The Snow Dragon icebreaker was itself stalled by heavy ice, officials say.
It had been trying to cut a path through the ice in order to help the research vessel reach open water.
The Russian Academician Shokalskiy, trapped since Christmas Day, has 74 people on board and is being used by the Australasian Antarctic Expedition.
They are following the route explorer Douglas Mawson travelled a century ago.
One of the leaders of the expedition, Chris Turney, earlier tweeted an image of the Snow Dragon icebreaker - also known as the Xue Long - on the horizon as it approached the research ship.
The Chinese vessel came within seven nautical miles (11 km) of the expedition ship, but encountered heavy ice and was forced to return to the open sea.
"Our rescue boat, the Xue Long, has had to turn back because the ice was too thick for it to get through," said Alok Jha, a journalist on board the Shokalskiy.
The Australian Maritime Safety Authority, which is coordinating the rescue, confirmed that a French vessel had also failed to penetrate the ice.

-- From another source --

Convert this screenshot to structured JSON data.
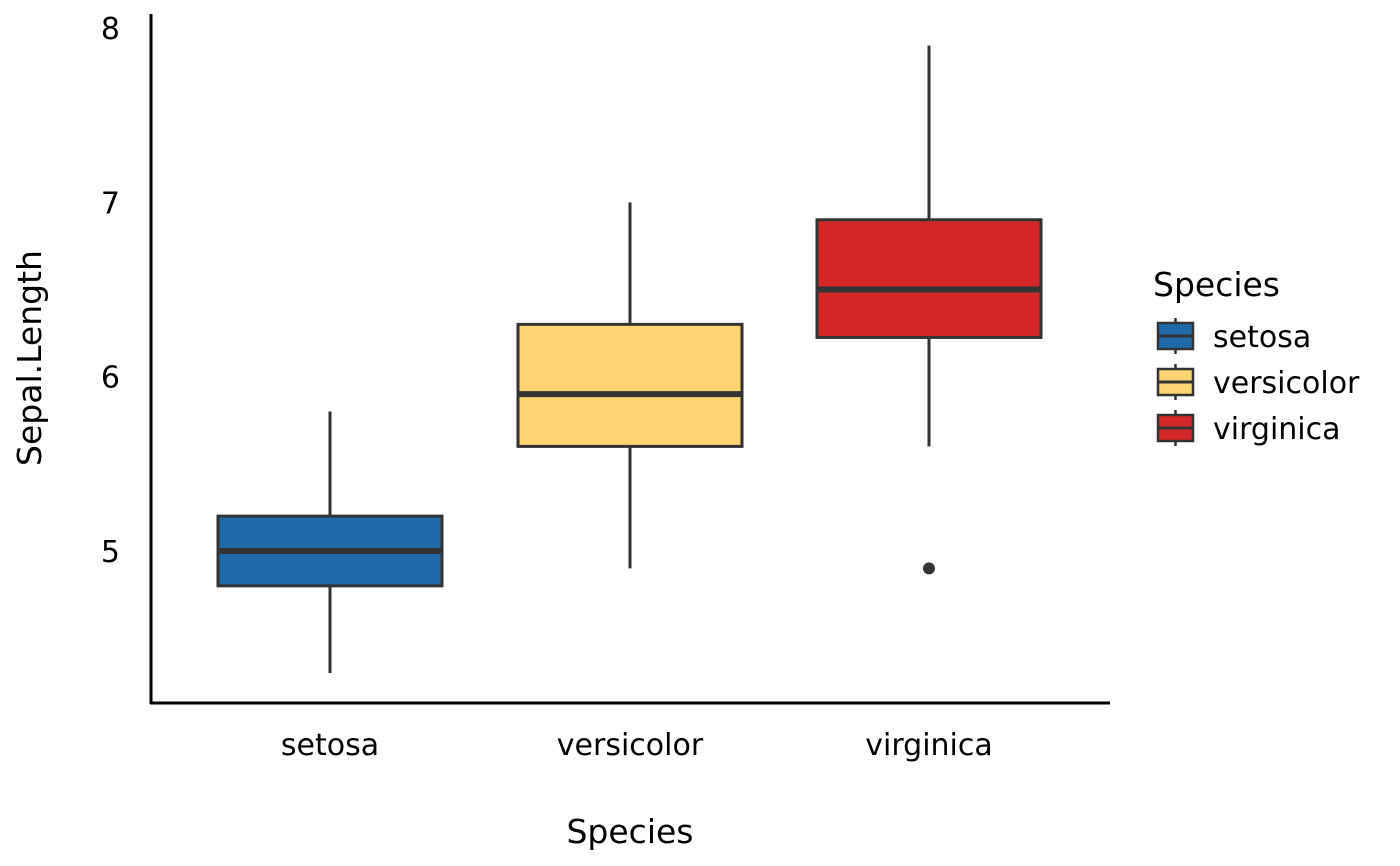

The agency said another boat, the Aurora Australis, was on its way to the Russian vessel and expected to arrive on Sunday.
"I think we're probably looking at another 24 hours of twiddling our fingers and waiting for something to happen," expedition spokesman Alvin Stone told the Associated Press.
Correspondents say expedition members could be winched to safety by a helicopter if the weather remains favourable.
The research ship Shokalskiy was trapped by thick sheets of ice, driven by strong winds, about 1,500 nautical miles south of Hobart - the capital of the Australian state of Tasmania.
There had also been fears that blizzards could hamper the rescue effort.
The Shokalskiy is well stocked with food and is in no danger, according to the team.
Although trapped for the moment, the scientists are continuing their experiments. They have been measuring temperature and salinity through cracks in the surrounding ice.
Science volunteer Sean Borkovic told the BBC: "I'll always remember this, that's for sure. It's brilliant. We've got some lovely light and the weather's pretty mild considering. The ship looks solid. I think we'll be good."
A visit from Secret Santa and a sumptuous Christmas dinner contributed to the mood of optimism.
The goal of the modern day Australasian Antarctic Expedition is to repeat many of the original measurements and studies of the Mawson expedition to see how facets of the environment have changed over the past century.